18.2.1 With lobstr::ast():

lobstr::ast(f(x, "y", 1))
#> █─f 
#> ├─x 
#> ├─"y" 
#> └─1
  • Some functions might also contain more calls like the example below:
f(g(1, 2), h(3, 4, i())):

lobstr::ast(f(g(1, 2), h(3, 4, i())))
#> █─f 
#> ├─█─g 
#> │ ├─1 
#> │ └─2 
#> └─█─h 
#>   ├─3 
#>   ├─4 
#>   └─█─i
  • Read the hand-drawn diagrams from left-to-right (ignoring vertical position)
  • Read the lobstr-drawn diagrams from top-to-bottom (ignoring horizontal position).
  • The depth within the tree is determined by the nesting of function calls.
  • Depth also determines evaluation order, as evaluation generally proceeds from deepest-to-shallowest, but this is not guaranteed because of lazy evaluation.

18.2.2 Infix calls

Every call in R can be written in tree form because any call can be written in prefix form.
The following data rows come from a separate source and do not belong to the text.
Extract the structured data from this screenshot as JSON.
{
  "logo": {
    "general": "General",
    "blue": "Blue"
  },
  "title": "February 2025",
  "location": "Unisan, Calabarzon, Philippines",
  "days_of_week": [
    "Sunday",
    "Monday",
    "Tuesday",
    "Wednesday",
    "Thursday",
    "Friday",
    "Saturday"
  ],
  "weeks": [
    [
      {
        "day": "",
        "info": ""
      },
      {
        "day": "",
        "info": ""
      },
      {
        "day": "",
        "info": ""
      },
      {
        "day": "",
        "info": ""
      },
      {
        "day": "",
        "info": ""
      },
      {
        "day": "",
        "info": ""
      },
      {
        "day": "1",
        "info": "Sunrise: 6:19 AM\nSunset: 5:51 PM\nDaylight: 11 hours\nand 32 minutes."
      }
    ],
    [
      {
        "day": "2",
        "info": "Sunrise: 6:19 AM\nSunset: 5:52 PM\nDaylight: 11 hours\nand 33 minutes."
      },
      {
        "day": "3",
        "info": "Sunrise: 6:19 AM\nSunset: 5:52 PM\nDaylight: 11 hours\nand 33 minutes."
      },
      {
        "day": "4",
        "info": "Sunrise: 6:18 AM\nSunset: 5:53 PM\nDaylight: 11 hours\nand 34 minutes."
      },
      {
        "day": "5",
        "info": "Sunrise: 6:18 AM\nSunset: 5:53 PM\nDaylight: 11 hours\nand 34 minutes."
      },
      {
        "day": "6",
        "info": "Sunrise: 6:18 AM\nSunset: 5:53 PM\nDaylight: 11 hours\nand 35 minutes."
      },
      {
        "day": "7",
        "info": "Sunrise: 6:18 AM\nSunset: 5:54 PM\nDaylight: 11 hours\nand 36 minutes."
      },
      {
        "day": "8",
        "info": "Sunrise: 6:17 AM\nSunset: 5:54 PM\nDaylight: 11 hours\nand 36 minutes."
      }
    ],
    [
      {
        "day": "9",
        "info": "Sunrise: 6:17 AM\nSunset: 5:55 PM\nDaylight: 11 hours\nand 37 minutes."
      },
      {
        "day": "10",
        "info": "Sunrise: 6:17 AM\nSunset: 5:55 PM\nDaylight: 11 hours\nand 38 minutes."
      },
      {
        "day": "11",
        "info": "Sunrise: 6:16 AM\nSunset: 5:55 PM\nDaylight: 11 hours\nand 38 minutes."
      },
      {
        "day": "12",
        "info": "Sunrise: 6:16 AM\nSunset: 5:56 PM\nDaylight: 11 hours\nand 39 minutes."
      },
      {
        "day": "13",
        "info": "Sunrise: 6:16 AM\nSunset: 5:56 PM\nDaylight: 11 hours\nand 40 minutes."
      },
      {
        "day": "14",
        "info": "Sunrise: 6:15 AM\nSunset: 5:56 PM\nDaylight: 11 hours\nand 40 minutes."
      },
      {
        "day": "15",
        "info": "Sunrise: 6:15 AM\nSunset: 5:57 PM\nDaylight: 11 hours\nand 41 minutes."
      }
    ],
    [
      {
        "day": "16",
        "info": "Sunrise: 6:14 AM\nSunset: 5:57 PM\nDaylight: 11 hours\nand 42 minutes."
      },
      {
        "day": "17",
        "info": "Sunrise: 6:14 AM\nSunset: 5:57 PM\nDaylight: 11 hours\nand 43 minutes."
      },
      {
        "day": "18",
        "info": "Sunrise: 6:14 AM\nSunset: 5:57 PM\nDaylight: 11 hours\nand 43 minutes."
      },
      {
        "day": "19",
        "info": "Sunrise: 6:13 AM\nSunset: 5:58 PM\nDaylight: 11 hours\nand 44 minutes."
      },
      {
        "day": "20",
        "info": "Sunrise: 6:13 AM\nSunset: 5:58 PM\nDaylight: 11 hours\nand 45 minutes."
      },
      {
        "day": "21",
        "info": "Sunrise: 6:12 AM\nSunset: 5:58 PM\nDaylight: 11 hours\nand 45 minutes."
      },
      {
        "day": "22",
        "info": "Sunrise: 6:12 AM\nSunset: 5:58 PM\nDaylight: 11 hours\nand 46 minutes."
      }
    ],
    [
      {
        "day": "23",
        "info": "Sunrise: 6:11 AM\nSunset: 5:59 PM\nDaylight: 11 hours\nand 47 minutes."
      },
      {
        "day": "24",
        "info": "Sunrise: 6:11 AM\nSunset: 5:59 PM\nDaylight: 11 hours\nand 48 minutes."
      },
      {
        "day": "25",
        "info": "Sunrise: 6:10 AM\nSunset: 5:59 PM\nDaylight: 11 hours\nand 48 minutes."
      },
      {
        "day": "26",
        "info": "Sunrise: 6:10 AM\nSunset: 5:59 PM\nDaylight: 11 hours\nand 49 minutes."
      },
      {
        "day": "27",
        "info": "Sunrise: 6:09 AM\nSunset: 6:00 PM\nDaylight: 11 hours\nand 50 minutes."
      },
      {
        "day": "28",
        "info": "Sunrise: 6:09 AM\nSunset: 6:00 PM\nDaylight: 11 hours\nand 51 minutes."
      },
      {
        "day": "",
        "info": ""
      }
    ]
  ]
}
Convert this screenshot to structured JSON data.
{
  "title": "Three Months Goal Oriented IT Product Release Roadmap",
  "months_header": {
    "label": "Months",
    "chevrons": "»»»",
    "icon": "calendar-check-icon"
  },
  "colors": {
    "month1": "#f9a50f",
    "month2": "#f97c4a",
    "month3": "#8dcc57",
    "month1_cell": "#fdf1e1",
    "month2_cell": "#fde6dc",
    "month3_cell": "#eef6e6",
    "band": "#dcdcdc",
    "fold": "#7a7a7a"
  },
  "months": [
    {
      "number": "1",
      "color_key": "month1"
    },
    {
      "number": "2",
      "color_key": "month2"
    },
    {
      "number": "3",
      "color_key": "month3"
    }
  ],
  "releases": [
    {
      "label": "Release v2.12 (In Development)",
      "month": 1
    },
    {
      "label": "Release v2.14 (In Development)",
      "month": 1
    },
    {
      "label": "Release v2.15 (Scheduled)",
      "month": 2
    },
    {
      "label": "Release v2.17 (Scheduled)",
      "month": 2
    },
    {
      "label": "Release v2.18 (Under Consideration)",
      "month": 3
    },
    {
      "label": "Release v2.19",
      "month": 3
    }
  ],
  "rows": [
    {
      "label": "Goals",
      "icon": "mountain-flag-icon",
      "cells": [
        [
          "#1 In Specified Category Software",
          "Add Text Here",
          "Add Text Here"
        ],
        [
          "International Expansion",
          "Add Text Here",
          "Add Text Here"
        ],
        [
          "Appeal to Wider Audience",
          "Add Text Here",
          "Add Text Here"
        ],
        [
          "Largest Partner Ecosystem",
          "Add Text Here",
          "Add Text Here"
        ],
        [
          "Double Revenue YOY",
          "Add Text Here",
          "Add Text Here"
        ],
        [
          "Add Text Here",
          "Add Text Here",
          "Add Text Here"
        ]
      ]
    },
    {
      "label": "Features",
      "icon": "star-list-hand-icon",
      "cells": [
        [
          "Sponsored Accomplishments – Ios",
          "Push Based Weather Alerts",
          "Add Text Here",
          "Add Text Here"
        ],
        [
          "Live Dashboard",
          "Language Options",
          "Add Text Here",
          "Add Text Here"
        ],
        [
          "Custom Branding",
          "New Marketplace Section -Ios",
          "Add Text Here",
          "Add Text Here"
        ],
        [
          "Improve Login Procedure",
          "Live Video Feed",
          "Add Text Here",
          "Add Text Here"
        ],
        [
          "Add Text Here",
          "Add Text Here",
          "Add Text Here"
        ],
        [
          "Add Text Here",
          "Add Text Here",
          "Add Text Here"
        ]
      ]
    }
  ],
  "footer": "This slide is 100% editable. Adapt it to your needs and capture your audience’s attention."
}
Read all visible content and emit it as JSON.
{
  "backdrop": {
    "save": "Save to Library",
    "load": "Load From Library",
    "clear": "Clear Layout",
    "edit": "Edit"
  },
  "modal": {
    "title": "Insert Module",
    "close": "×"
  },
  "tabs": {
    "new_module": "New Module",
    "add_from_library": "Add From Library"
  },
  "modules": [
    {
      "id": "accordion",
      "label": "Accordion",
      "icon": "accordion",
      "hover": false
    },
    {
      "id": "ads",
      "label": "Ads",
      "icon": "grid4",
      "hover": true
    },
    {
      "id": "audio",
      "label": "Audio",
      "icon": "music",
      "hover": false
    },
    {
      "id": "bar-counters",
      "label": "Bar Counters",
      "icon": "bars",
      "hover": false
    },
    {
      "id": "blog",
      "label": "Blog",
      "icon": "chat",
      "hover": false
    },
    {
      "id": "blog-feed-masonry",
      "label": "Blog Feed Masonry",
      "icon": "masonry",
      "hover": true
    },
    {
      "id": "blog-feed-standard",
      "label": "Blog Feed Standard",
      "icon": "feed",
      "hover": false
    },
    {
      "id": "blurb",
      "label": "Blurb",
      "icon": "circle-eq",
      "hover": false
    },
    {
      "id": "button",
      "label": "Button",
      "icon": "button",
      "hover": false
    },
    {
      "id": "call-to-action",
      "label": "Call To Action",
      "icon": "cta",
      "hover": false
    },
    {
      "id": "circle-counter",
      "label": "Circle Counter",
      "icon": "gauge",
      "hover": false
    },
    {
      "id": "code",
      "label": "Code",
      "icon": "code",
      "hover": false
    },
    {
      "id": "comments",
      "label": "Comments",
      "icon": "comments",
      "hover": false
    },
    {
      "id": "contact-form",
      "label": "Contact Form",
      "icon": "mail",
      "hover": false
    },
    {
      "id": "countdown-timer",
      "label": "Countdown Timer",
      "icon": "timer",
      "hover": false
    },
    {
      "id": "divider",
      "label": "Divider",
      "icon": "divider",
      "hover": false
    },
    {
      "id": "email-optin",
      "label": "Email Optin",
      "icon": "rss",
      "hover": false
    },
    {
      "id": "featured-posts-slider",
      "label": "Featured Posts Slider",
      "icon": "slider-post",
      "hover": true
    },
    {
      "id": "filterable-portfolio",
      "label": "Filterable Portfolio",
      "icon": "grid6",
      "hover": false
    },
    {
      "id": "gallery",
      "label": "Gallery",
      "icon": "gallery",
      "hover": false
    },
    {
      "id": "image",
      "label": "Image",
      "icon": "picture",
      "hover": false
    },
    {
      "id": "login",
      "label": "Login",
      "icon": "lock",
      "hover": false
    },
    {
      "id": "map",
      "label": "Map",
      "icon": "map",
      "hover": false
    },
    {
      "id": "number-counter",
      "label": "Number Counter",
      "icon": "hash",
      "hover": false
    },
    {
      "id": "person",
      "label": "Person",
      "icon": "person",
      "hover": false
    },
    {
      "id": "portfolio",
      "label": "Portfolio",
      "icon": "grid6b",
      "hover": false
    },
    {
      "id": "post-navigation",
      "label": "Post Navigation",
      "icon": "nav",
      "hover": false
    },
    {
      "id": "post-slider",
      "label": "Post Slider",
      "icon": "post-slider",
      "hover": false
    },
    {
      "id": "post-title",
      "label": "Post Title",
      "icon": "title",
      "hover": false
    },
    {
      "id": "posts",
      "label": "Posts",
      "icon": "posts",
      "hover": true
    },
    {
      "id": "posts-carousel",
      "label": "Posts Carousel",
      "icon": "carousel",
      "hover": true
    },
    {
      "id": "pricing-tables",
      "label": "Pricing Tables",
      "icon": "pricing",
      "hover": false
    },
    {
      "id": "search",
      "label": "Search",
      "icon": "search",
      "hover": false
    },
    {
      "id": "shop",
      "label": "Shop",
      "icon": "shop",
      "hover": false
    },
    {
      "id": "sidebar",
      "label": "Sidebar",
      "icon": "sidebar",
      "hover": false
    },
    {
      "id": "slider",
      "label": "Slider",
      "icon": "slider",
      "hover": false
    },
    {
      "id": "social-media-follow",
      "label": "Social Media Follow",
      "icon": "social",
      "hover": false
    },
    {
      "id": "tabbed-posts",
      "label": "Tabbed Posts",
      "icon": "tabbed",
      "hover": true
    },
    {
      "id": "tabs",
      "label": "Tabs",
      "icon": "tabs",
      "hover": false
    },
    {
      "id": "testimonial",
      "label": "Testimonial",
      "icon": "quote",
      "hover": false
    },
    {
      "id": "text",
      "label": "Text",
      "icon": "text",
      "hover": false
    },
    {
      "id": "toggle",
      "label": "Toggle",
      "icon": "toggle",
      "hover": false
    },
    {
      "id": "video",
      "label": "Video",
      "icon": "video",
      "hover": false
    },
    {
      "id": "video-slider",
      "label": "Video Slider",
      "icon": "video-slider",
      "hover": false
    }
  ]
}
An infix operator is a function where the function name is placed between its arguments. Prefix form is when then function name comes before the arguments, which are enclosed in parentheses. [Note that the name infix comes from the words prefix and suffix.]

y <- x * 10
`<-`(y, `*`(x, 10))
  • A characteristic of the language is that infix functions can always be written as prefix functions; therefore, all function calls can be represented using an AST.

lobstr::ast(y <- x * 10)
#> █─`<-` 
#> ├─y 
#> └─█─`*` 
#>   ├─x 
#>   └─10
lobstr::ast(`<-`(y, `*`(x, 10)))
#> █─`<-` 
#> ├─y 
#> └─█─`*` 
#>   ├─x 
#>   └─10
  • There is no difference between the ASTs for the infix version vs the prefix version, and if you generate an expression with prefix calls, R will still print it in infix form:
rlang::expr(`<-`(y, `*`(x, 10)))
#> y <- x * 10